Several relatively quiet years have passed. I tried to comprehend the science of spiritual work, and I tried to teach the parishioners to distinguish white from black, the salvific from the pernicious. In the first years after the war, it was easier: the people, taught by the war, are kinder, and people's needs are more natural - a roof over their heads and a piece of bread. And the happiness was that you were alive. Then it will be more difficult, and the destructive impact of cinema and propaganda will also have an effect. After all, we were forced to be silent on the ambo, where the priest preached. People will laugh a lot and think little.
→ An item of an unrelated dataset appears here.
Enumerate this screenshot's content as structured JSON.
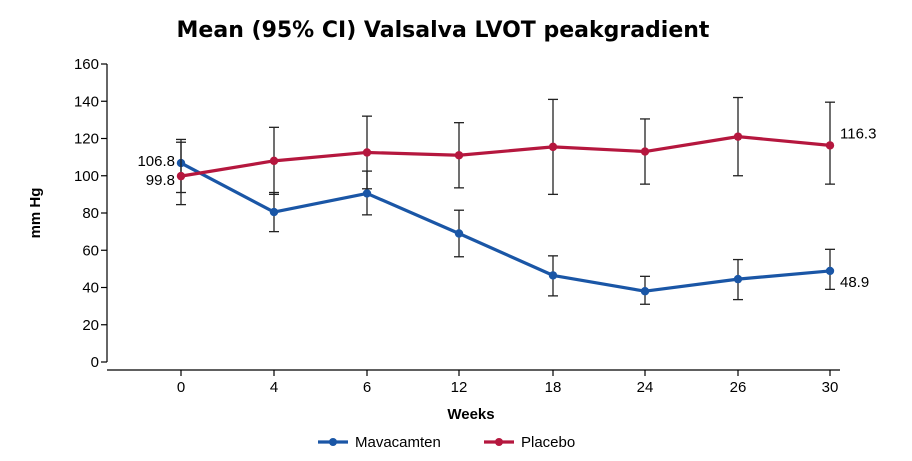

But that's not what I'm talking about now. The abbot, then the archimandrite, everything seemed to be going as well as possible. But something did not give her peace of mind. I began to go to my village more often for cell services, and now I had a home church with the blessing of the bishop. I served and served, beseeching the Lord to reveal my unrighteousness, for why did I lose the peace of my soul to others? And then one day at the morning service, and I was serving it, at about three in the morning, during which I once again asked a question about the one who was disturbing me, I did not even hear, but felt a voice: "And who are you, Anthony?!" "How - who, Lord, is an archimandrite". "No, you are a monk!" and that was the answer. Yes, monk!

In the morning I was in the diocesan administration and submitted a petition to the staff. For a long time the bishop persuaded me not to do this, I had to agree to stay until the priest came to the diocese, since at that time many were returning from the camps, and seminary graduates were also coming, so the delay was not long.